Мы с нею мизинчики, меньшаки в своих семьях. На этом наше родство обламывается. Зато за Глебом с Танюрой тайком бегает по району кличка жениха и невесты. Было, сидели за одной партой. В седьмом она бросила школу, и теперь в свои пятнадцать Таня уже не учится, работает на чаю.
Отец и мать её погибли в войну. Так говорилось всем.
На самом деле родители пропали в тюрьме.
Отец самоуком научился читать по складам. Пока перепрыгнет через долгое слово, плотно взопреет, а таки перепрыгнет. Сначала брал в библиотеке всё детские книжки, к взрослым боялся подступаться. А тут набежал на «Мать» Горького. Отважился, взял.
Полгода казнился. Принёс назад.
– Понравилась? – спросила библиотекарша.
– Нет!
Библиотекарка палец к губёнкам.
Отец и вовсе ошалел.
– Что ты мне рот затыкаешь? Имею я праву иметь свою мнению? Вроде-кась и-ме-ю! Вот я и сымаю спрос. Почему простые люди у него не скажут живого словечушка? Чтобы в душу легло праздничком? Всё лалакают книжно, как иноземы какие.
– Да, да! – подпела мать. Жили родители ладно. Везде часто появлялись вместе. – Он всё читал мне. Так я чудом не угорела со скукотищи.
– Есть в книжке один «хохол из города Канева». Смехотень! Этот хохол по-хохлиному одно словко знает. Одно-разодно! Ненько. И амбец. И лупит этот хохол по-русски чище профессора твоего. Я прямым лицом скажу. Сам Горький, по слухам, будто с людского дна. Он-то мотался по Руси с заткнутыми ухами? Не слыхал, как народушко льётся соловьём? А что ж в книжке этому народу он замкнул души? Почему простой люд ляпает по-книжному? Аж блевать тянет!
– Блявать кликнуло? Будешь! – Из сумерек книжных рядов чинно выставился облезлый старчик.

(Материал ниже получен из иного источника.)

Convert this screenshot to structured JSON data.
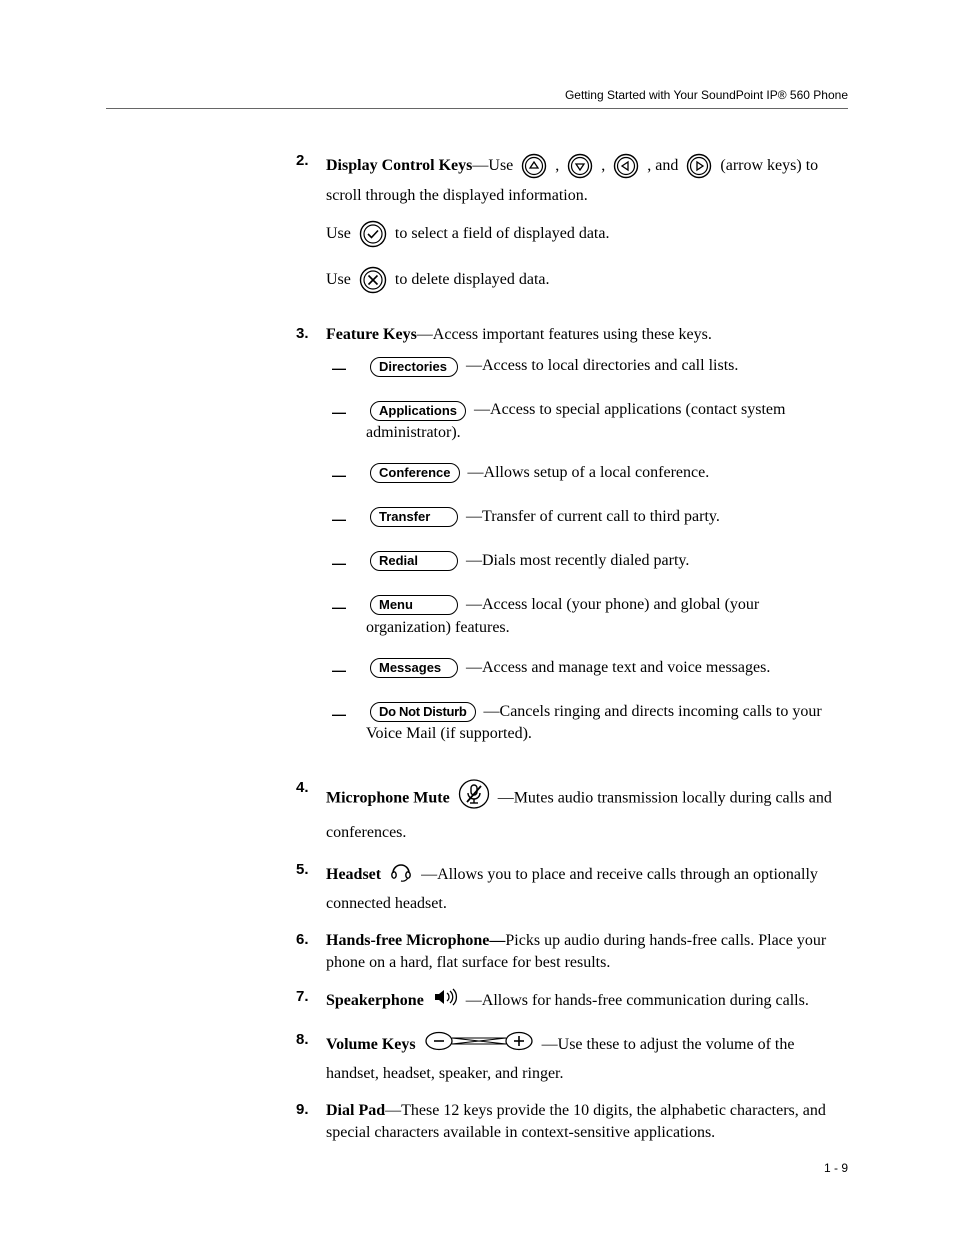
{
  "header": {
    "running_head": "Getting Started with Your SoundPoint IP® 560 Phone"
  },
  "items": {
    "2": {
      "num": "2.",
      "lead": "Display Control Keys",
      "textA": "—Use",
      "mid1": ",",
      "mid2": ",",
      "mid3": ", and",
      "textB": "(arrow keys) to scroll through the displayed information.",
      "line2a": "Use",
      "line2b": "to select a field of displayed data.",
      "line3a": "Use",
      "line3b": "to delete displayed data."
    },
    "3": {
      "num": "3.",
      "lead": "Feature Keys",
      "text": "—Access important features using these keys.",
      "features": [
        {
          "label": "Directories",
          "desc": "—Access to local directories and call lists."
        },
        {
          "label": "Applications",
          "desc": "—Access to special applications (contact system administrator)."
        },
        {
          "label": "Conference",
          "desc": "—Allows setup of a local conference."
        },
        {
          "label": "Transfer",
          "desc": "—Transfer of current call to third party."
        },
        {
          "label": "Redial",
          "desc": "—Dials most recently dialed party."
        },
        {
          "label": "Menu",
          "desc": "—Access local (your phone) and global (your organization) features."
        },
        {
          "label": "Messages",
          "desc": "—Access and manage text and voice messages."
        },
        {
          "label": "Do Not Disturb",
          "desc": "—Cancels ringing and directs incoming calls to your Voice Mail (if supported)."
        }
      ]
    },
    "4": {
      "num": "4.",
      "lead": "Microphone Mute",
      "desc": "—Mutes audio transmission locally during calls and conferences."
    },
    "5": {
      "num": "5.",
      "lead": "Headset",
      "desc": "—Allows you to place and receive calls through an optionally connected headset."
    },
    "6": {
      "num": "6.",
      "lead": "Hands-free Microphone—",
      "desc": "Picks up audio during hands-free calls. Place your phone on a hard, flat surface for best results."
    },
    "7": {
      "num": "7.",
      "lead": "Speakerphone",
      "desc": "—Allows for hands-free communication during calls."
    },
    "8": {
      "num": "8.",
      "lead": "Volume Keys",
      "desc": "—Use these to adjust the volume of the handset, headset, speaker, and ringer."
    },
    "9": {
      "num": "9.",
      "lead": "Dial Pad",
      "desc": "—These 12 keys provide the 10 digits, the alphabetic characters, and special characters available in context-sensitive applications."
    }
  },
  "dash": "—",
  "footer": {
    "page": "1 - 9"
  }
}
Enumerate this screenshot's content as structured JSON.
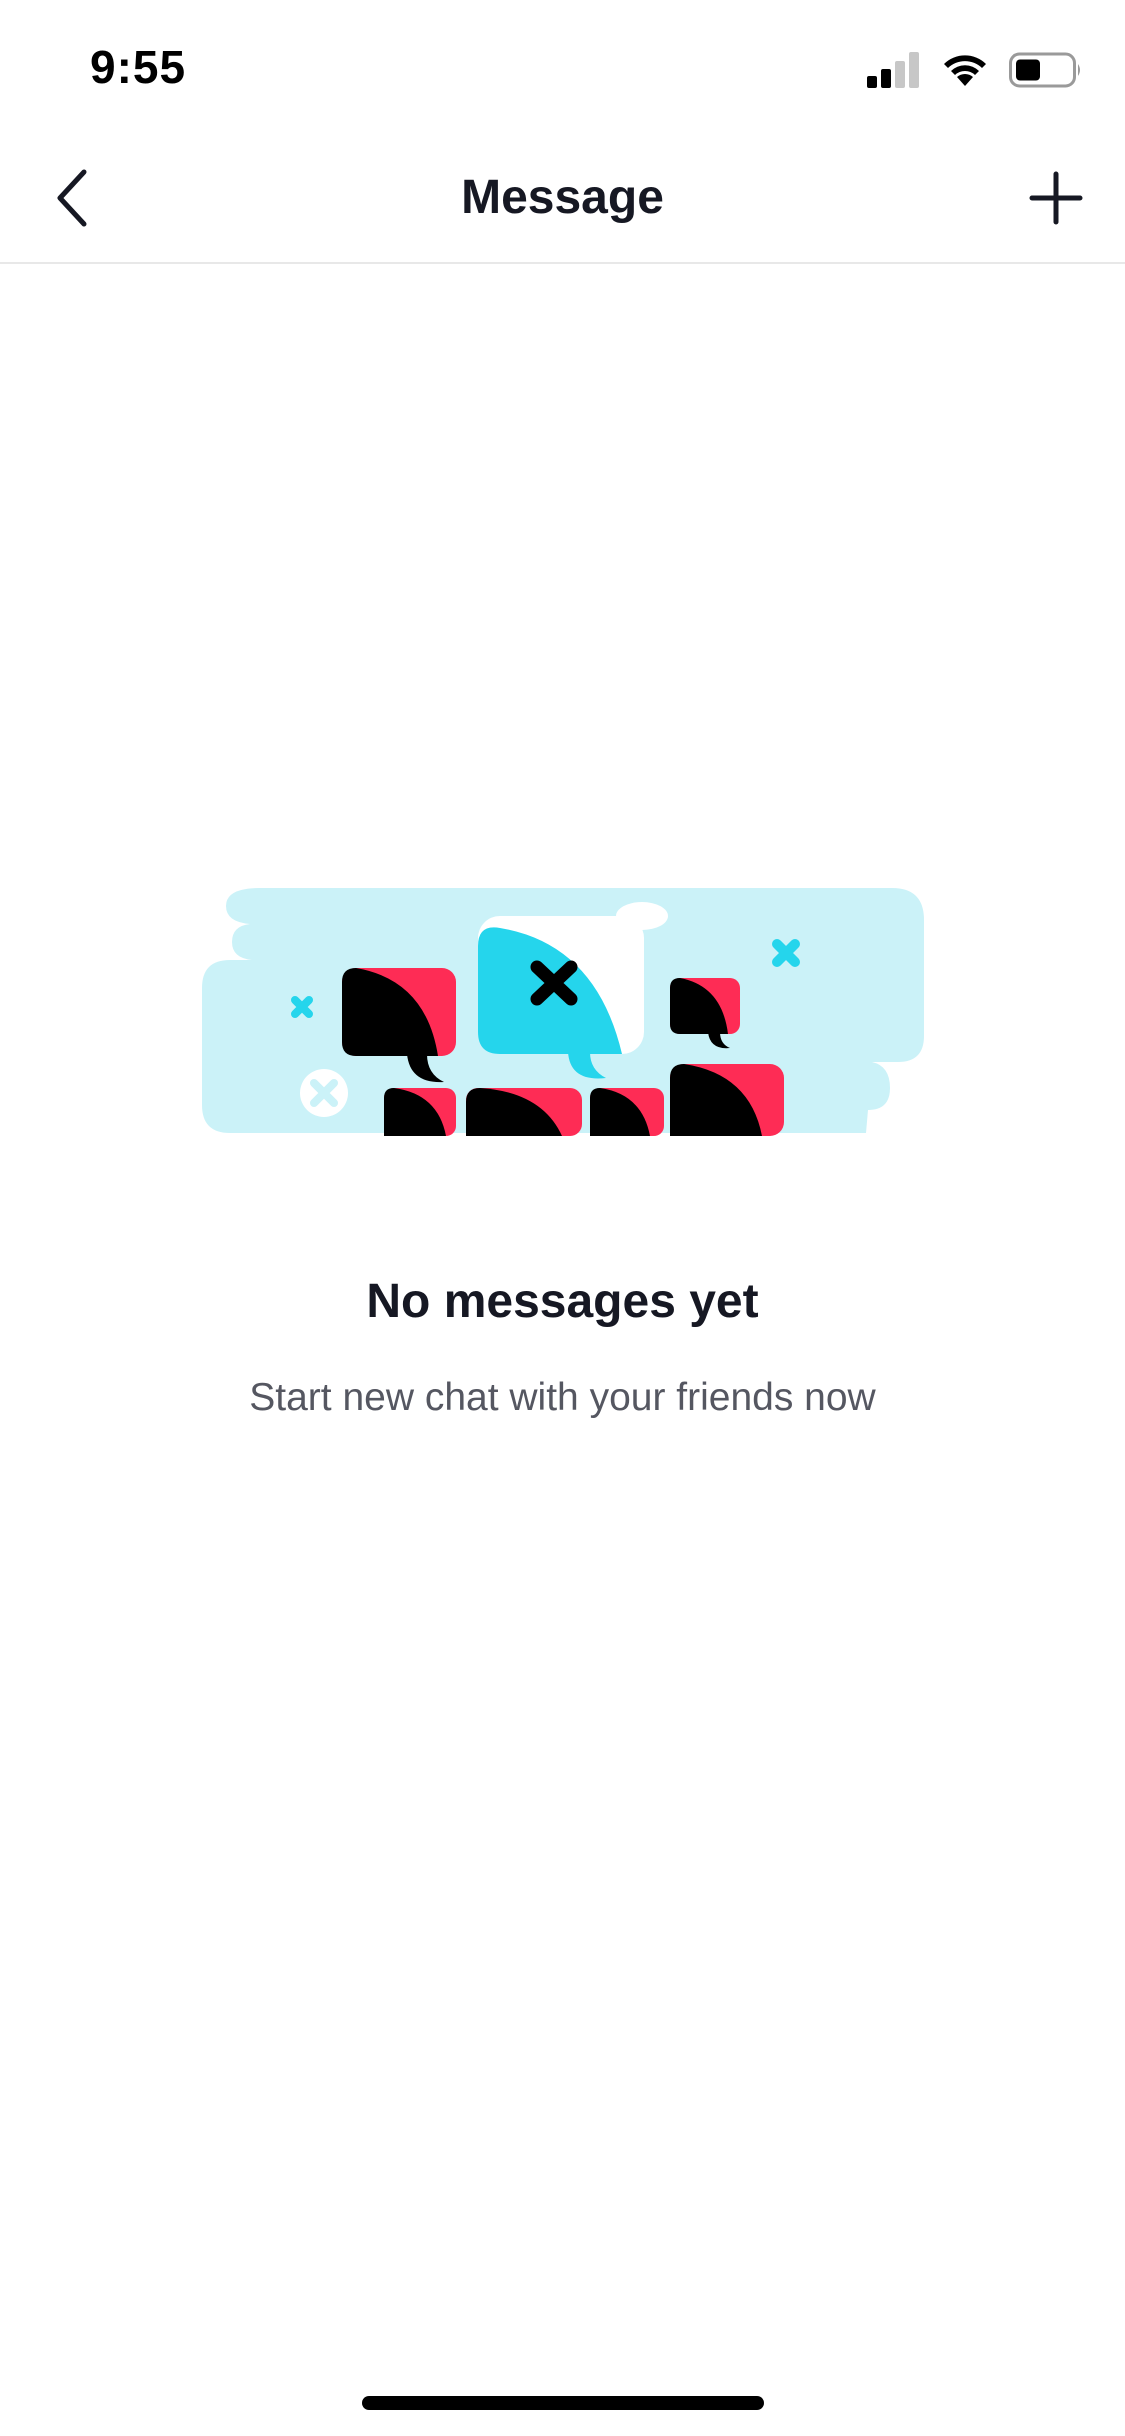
{
  "status_bar": {
    "time": "9:55",
    "icons": [
      "cellular-signal-icon",
      "wifi-icon",
      "battery-icon"
    ]
  },
  "nav": {
    "title": "Message",
    "back_icon": "chevron-left-icon",
    "add_icon": "plus-icon"
  },
  "empty_state": {
    "title": "No messages yet",
    "subtitle": "Start new chat with your friends now"
  },
  "colors": {
    "accent_red": "#FE2C55",
    "accent_cyan": "#25D5EC",
    "illustration_bg": "#CBF2F8",
    "text_primary": "#161823",
    "text_secondary": "#555761"
  }
}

– А чёрные палки его вовсе допекли, – пожаловался отец библиотекарше. – На кажинной страничке по полтора десятка!
– Это что ещё за палки?
– А такие чёрные чёрточки… Как перекладинки на виселице… Читать неспособно… Тольке разбежишься читать – спотыкаешься об эти чёрные палки раз за разом…
– Уже и тире ему не такие у дорогого Алексей Максимыча. Там полюбишь! – пообещал старчик.
Отцу и матери отломили по три года. «За дискредитацию великого пролетарского писателя».
Четырёх девок подымала вдовая тётка. И родители сгасли в тюрьме, и тётка уже примёрла…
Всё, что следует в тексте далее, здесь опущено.